How Poor Might Qualify For Obamacare Subsidies In States That Don't Expand Medicaid
Thu, Aug 08 2013
Some of the millions of poor people expected to lose out on Obamacare coverage next year because their states are not expanding Medicaid might have a way to get help, but the strategy carries risk.
Experts say the key is for them to project their 2014 income to at least the federal poverty level, about $11,500 per person or $23,500 for a family of four.
That would entitle them to federal subsidies that would cover nearly all the cost of private coverage sold on new online insurance marketplaces set up by the federal health law. The subsidies are available on a sliding scale to people making between the poverty level and four times that amount.
Everyone applying for subsidies must estimate their 2014 income. For the poor, the difference between qualifying -- or not -- could be $1,000 or less a year.
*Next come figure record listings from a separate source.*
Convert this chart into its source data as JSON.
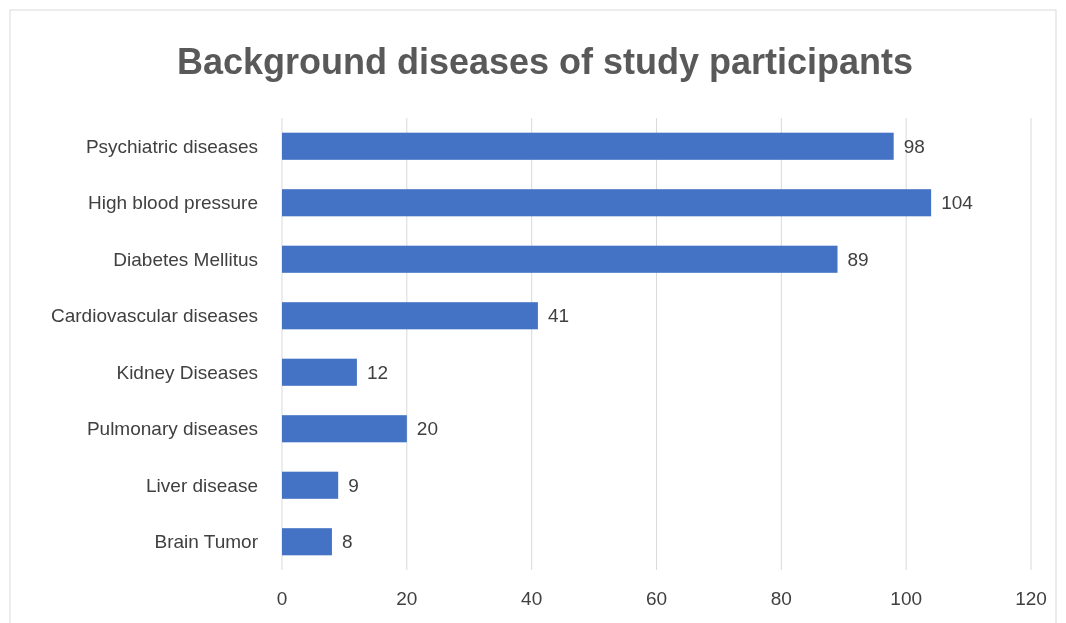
{
  "chart_data": {
    "type": "bar",
    "orientation": "horizontal",
    "title": "Background diseases of study participants",
    "categories": [
      "Psychiatric diseases",
      "High blood pressure",
      "Diabetes Mellitus",
      "Cardiovascular diseases",
      "Kidney Diseases",
      "Pulmonary diseases",
      "Liver disease",
      "Brain Tumor"
    ],
    "values": [
      98,
      104,
      89,
      41,
      12,
      20,
      9,
      8
    ],
    "color": "#4472c4",
    "xlim": [
      0,
      120
    ],
    "xticks": [
      0,
      20,
      40,
      60,
      80,
      100,
      120
    ],
    "grid": "x",
    "data_labels": true
  }
}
Since many rely on hourly or seasonal work, their incomes often fluctuate by a few thousand dollars each year. That's one reason why people often lose eligibility for Medicaid, the state federal insurance program for the poor.
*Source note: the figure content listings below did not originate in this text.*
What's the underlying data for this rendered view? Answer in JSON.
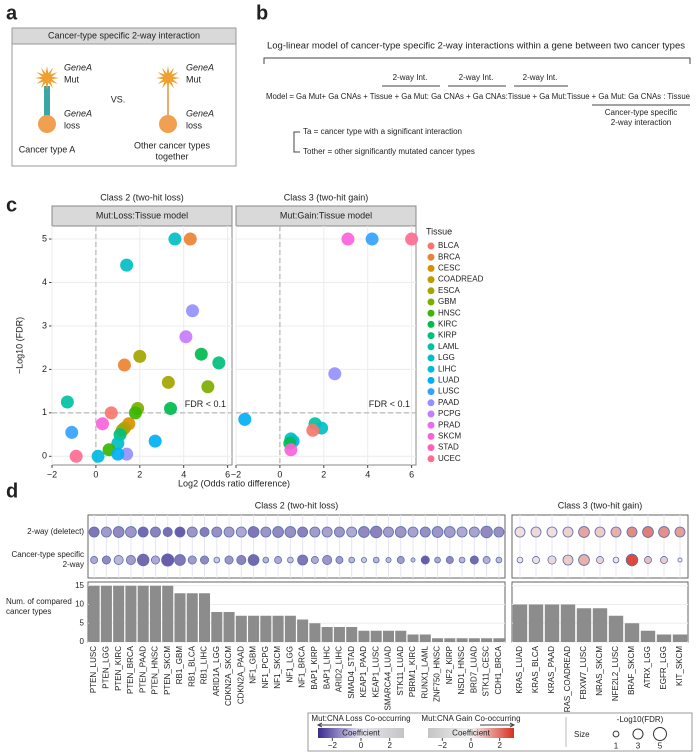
{
  "panel_a": {
    "label": "a",
    "header": "Cancer-type specific 2-way interaction",
    "left": {
      "mut_gene": "GeneA",
      "mut": "Mut",
      "loss_gene": "GeneA",
      "loss": "loss",
      "caption": [
        "Cancer type A"
      ]
    },
    "vs": "VS.",
    "right": {
      "mut_gene": "GeneA",
      "mut": "Mut",
      "loss_gene": "GeneA",
      "loss": "loss",
      "caption": [
        "Other cancer types",
        "together"
      ]
    }
  },
  "panel_b": {
    "label": "b",
    "title": "Log-linear model of cancer-type specific 2-way interactions within a gene between two cancer types",
    "int_labels": [
      "2-way Int.",
      "2-way Int.",
      "2-way Int."
    ],
    "model": "Model = Ga Mut+ Ga CNAs + Tissue + Ga Mut: Ga CNAs + Ga CNAs:Tissue + Ga Mut:Tissue + Ga Mut: Ga CNAs : Tissue",
    "specific": [
      "Cancer-type specific",
      "2-way interaction"
    ],
    "ta": "Ta = cancer type with a significant interaction",
    "tother": "Tother = other significantly mutated cancer types"
  },
  "panel_c_label": "c",
  "panel_d_label": "d",
  "chart_data": [
    {
      "type": "scatter",
      "xlabel": "Log2 (Odds ratio difference)",
      "ylabel": "−Log10 (FDR)",
      "xlim": [
        -2,
        6.2
      ],
      "ylim": [
        -0.2,
        5.3
      ],
      "xticks": [
        {
          "value": -2,
          "label": "−2"
        },
        0,
        2,
        4,
        6
      ],
      "yticks": [
        0,
        1,
        2,
        3,
        4,
        5
      ],
      "reference_lines": {
        "x": 0,
        "y": 1
      },
      "grid": true,
      "legend": {
        "title": "Tissue",
        "names": [
          "BLCA",
          "BRCA",
          "CESC",
          "COADREAD",
          "ESCA",
          "GBM",
          "HNSC",
          "KIRC",
          "KIRP",
          "LAML",
          "LGG",
          "LIHC",
          "LUAD",
          "LUSC",
          "PAAD",
          "PCPG",
          "PRAD",
          "SKCM",
          "STAD",
          "UCEC"
        ],
        "colors": [
          "#F8766D",
          "#EA8331",
          "#D89000",
          "#C09B00",
          "#A3A500",
          "#7CAE00",
          "#39B600",
          "#00BB4E",
          "#00BF7D",
          "#00C1A3",
          "#00BFC4",
          "#00BAE0",
          "#00B0F6",
          "#35A2FF",
          "#9590FF",
          "#C77CFF",
          "#E76BF3",
          "#FA62DB",
          "#FF62BC",
          "#FF6C91"
        ]
      },
      "facets": [
        {
          "title": "Class 2 (two-hit loss)",
          "strip": "Mut:Loss:Tissue model",
          "annotation": "FDR < 0.1",
          "x": [
            3.6,
            4.3,
            1.4,
            4.4,
            4.1,
            4.8,
            5.6,
            2.0,
            1.3,
            3.3,
            5.1,
            0.7,
            1.9,
            1.8,
            3.4,
            -1.3,
            -1.1,
            0.3,
            2.7,
            1.5,
            1.3,
            1.2,
            1.1,
            1.0,
            0.6,
            1.4,
            -0.9,
            0.1,
            1.0
          ],
          "y": [
            5.0,
            5.0,
            4.4,
            3.35,
            2.75,
            2.35,
            2.15,
            2.3,
            2.1,
            1.7,
            1.6,
            1.0,
            1.1,
            1.0,
            1.1,
            1.25,
            0.55,
            0.75,
            0.35,
            0.75,
            0.65,
            0.6,
            0.5,
            0.3,
            0.15,
            0.05,
            0.0,
            0.0,
            0.05
          ],
          "tissue": [
            "LGG",
            "BRCA",
            "LGG",
            "PAAD",
            "PCPG",
            "KIRC",
            "KIRP",
            "ESCA",
            "BRCA",
            "ESCA",
            "GBM",
            "BLCA",
            "GBM",
            "HNSC",
            "KIRC",
            "LAML",
            "LUSC",
            "SKCM",
            "LUAD",
            "CESC",
            "COADREAD",
            "ESCA",
            "KIRP",
            "LGG",
            "HNSC",
            "PAAD",
            "UCEC",
            "LIHC",
            "LUAD"
          ]
        },
        {
          "title": "Class 3 (two-hit gain)",
          "strip": "Mut:Gain:Tissue model",
          "annotation": "FDR < 0.1",
          "x": [
            6.0,
            3.1,
            4.2,
            2.5,
            1.6,
            1.9,
            1.5,
            -1.6,
            0.6,
            0.5,
            0.45,
            0.5
          ],
          "y": [
            5.0,
            5.0,
            5.0,
            1.9,
            0.75,
            0.65,
            0.6,
            0.85,
            0.35,
            0.4,
            0.3,
            0.15
          ],
          "tissue": [
            "UCEC",
            "SKCM",
            "LUSC",
            "PAAD",
            "LAML",
            "LGG",
            "BLCA",
            "LUAD",
            "LUAD",
            "LGG",
            "KIRC",
            "SKCM"
          ]
        }
      ]
    },
    {
      "type": "dotplot",
      "bar_label": [
        "Num. of compared",
        "cancer types"
      ],
      "bar_ylim": [
        0,
        16
      ],
      "bar_yticks": [
        0,
        5,
        10,
        15
      ],
      "bar_color": "#8c8c8c",
      "row_labels": [
        [
          "2-way (deletect)"
        ],
        [
          "Cancer-type specific",
          "2-way"
        ]
      ],
      "facets": [
        {
          "title": "Class 2 (two-hit loss)",
          "categories": [
            "PTEN_LUSC",
            "PTEN_LGG",
            "PTEN_KIRC",
            "PTEN_BRCA",
            "PTEN_PAAD",
            "PTEN_HNSC",
            "PTEN_SKCM",
            "RB1_GBM",
            "RB1_BLCA",
            "RB1_LIHC",
            "ARID1A_LGG",
            "CDKN2A_SKCM",
            "CDKN2A_PAAD",
            "NF1_GBM",
            "NF1_PCPG",
            "NF1_SKCM",
            "NF1_LGG",
            "NF1_BRCA",
            "BAP1_KIRP",
            "BAP1_LIHC",
            "ARID2_LIHC",
            "SMAD4_STAD",
            "KEAP1_PAAD",
            "KEAP1_LUSC",
            "SMARCA4_LUAD",
            "STK11_LUAD",
            "PBRM1_KIRC",
            "RUNX1_LAML",
            "ZNF750_HNSC",
            "NF2_KIRP",
            "NSD1_HNSC",
            "BRD7_LUAD",
            "STK11_CESC",
            "CDH1_BRCA"
          ],
          "rows": [
            {
              "coefficient": [
                -1.8,
                -1.2,
                -1.5,
                -1.3,
                -2.0,
                -1.6,
                -1.9,
                -2.2,
                -1.3,
                -1.7,
                -1.4,
                -1.2,
                -1.0,
                -1.8,
                -1.3,
                -1.5,
                -1.4,
                -1.6,
                -1.2,
                -1.1,
                -1.3,
                -1.0,
                -1.5,
                -1.6,
                -1.2,
                -1.3,
                -1.1,
                -1.4,
                -1.3,
                -1.2,
                -1.0,
                -1.1,
                -1.5,
                -1.4
              ],
              "size": [
                3,
                3,
                3.5,
                3.5,
                3,
                3,
                2.5,
                3,
                3,
                2.5,
                3,
                3,
                3,
                3.5,
                3,
                3.5,
                3.5,
                3,
                3,
                3,
                3,
                3,
                3.5,
                4,
                3,
                3.5,
                3,
                3,
                3.5,
                3.5,
                3,
                3,
                4,
                3
              ]
            },
            {
              "coefficient": [
                -1.0,
                -1.5,
                -0.8,
                -1.2,
                -2.0,
                -1.0,
                -2.2,
                -1.8,
                -1.2,
                -1.5,
                -0.5,
                -1.3,
                -1.6,
                -2.0,
                -0.8,
                -1.0,
                -0.6,
                -1.8,
                -1.0,
                -1.3,
                -1.2,
                -0.8,
                -0.5,
                -0.8,
                -0.7,
                -1.2,
                -0.6,
                -2.2,
                -1.0,
                -1.5,
                -0.8,
                -2.0,
                -0.9,
                -0.7
              ],
              "size": [
                1.5,
                2,
                2.5,
                2.5,
                4,
                2,
                4.5,
                3.5,
                2,
                2,
                1,
                2,
                2.5,
                3.5,
                1,
                1.5,
                1,
                3,
                1.5,
                2.5,
                1.5,
                1,
                0.8,
                1,
                0.8,
                1.5,
                0.5,
                2,
                1,
                1.5,
                1,
                2,
                1.5,
                1
              ]
            }
          ],
          "counts": [
            15,
            15,
            15,
            15,
            15,
            15,
            15,
            13,
            13,
            13,
            8,
            8,
            7,
            7,
            7,
            7,
            7,
            6,
            5,
            4,
            4,
            4,
            3,
            3,
            3,
            3,
            2,
            2,
            1,
            1,
            1,
            1,
            1,
            1
          ]
        },
        {
          "title": "Class 3 (two-hit gain)",
          "categories": [
            "KRAS_LUAD",
            "KRAS_BLCA",
            "KRAS_PAAD",
            "KRAS_COADREAD",
            "FBXW7_LUSC",
            "NRAS_SKCM",
            "NFE2L2_LUSC",
            "BRAF_SKCM",
            "ATRX_LGG",
            "EGFR_LGG",
            "KIT_SKCM"
          ],
          "rows": [
            {
              "coefficient": [
                0.3,
                0.4,
                0.3,
                0.5,
                1.2,
                0.6,
                1.0,
                1.6,
                1.8,
                1.5,
                1.3
              ],
              "size": [
                3,
                3,
                3,
                3,
                3.5,
                3,
                3,
                3,
                3.5,
                3.5,
                3
              ]
            },
            {
              "coefficient": [
                0.2,
                0.3,
                0.4,
                0.6,
                1.0,
                0.5,
                0.2,
                2.6,
                0.8,
                0.6,
                0.1
              ],
              "size": [
                1,
                1.5,
                2,
                3,
                3.5,
                1.5,
                1,
                4,
                1.5,
                1.5,
                0.5
              ]
            }
          ],
          "counts": [
            10,
            10,
            10,
            10,
            9,
            9,
            7,
            5,
            3,
            2,
            2
          ]
        }
      ],
      "color_legends": [
        {
          "title": "Mut:CNA Loss Co-occurring",
          "label": "Coefficient",
          "lim": [
            -3,
            3
          ],
          "ticks": [
            {
              "value": -2,
              "label": "−2"
            },
            0,
            2
          ],
          "colors": [
            "#3b2a8f",
            "#e9e7f3",
            "#c4c4c4"
          ]
        },
        {
          "title": "Mut:CNA Gain Co-occurring",
          "label": "Coefficient",
          "lim": [
            -3,
            3
          ],
          "ticks": [
            {
              "value": -2,
              "label": "−2"
            },
            0,
            2
          ],
          "colors": [
            "#c4c4c4",
            "#f2f2f2",
            "#d7301f"
          ]
        }
      ],
      "size_legend": {
        "title": "-Log10(FDR)",
        "label": "Size",
        "values": [
          1,
          3,
          5
        ]
      }
    }
  ]
}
While there are steep fines for knowingly lying on a government application for financial assistance, if someone merely miscalculates their income above the poverty level in 2014, and is later found to have made less than the poverty level, they won't have to pay any money back, according to the Treasury Department.
"There's little risk because under the rules you don't have to pay anything back," said Richard Trembowicz, vice president for Celtic Insurance Co., a subsidiary of Centene Corp. which is offering plans on several exchanges, including Mississippi.
While most people are unaware of this option now, "I would be surprised if this is not commonly known before the end of March 2014," Trembowicz added, saying he expects advocates and others to advise people about the eligibility rules for subsidies when the exchanges open Oct. 1.
In addition, he said, people will have a new incentive to report income to the government that they might not have disclosed before, such as cash from babysitting and tips.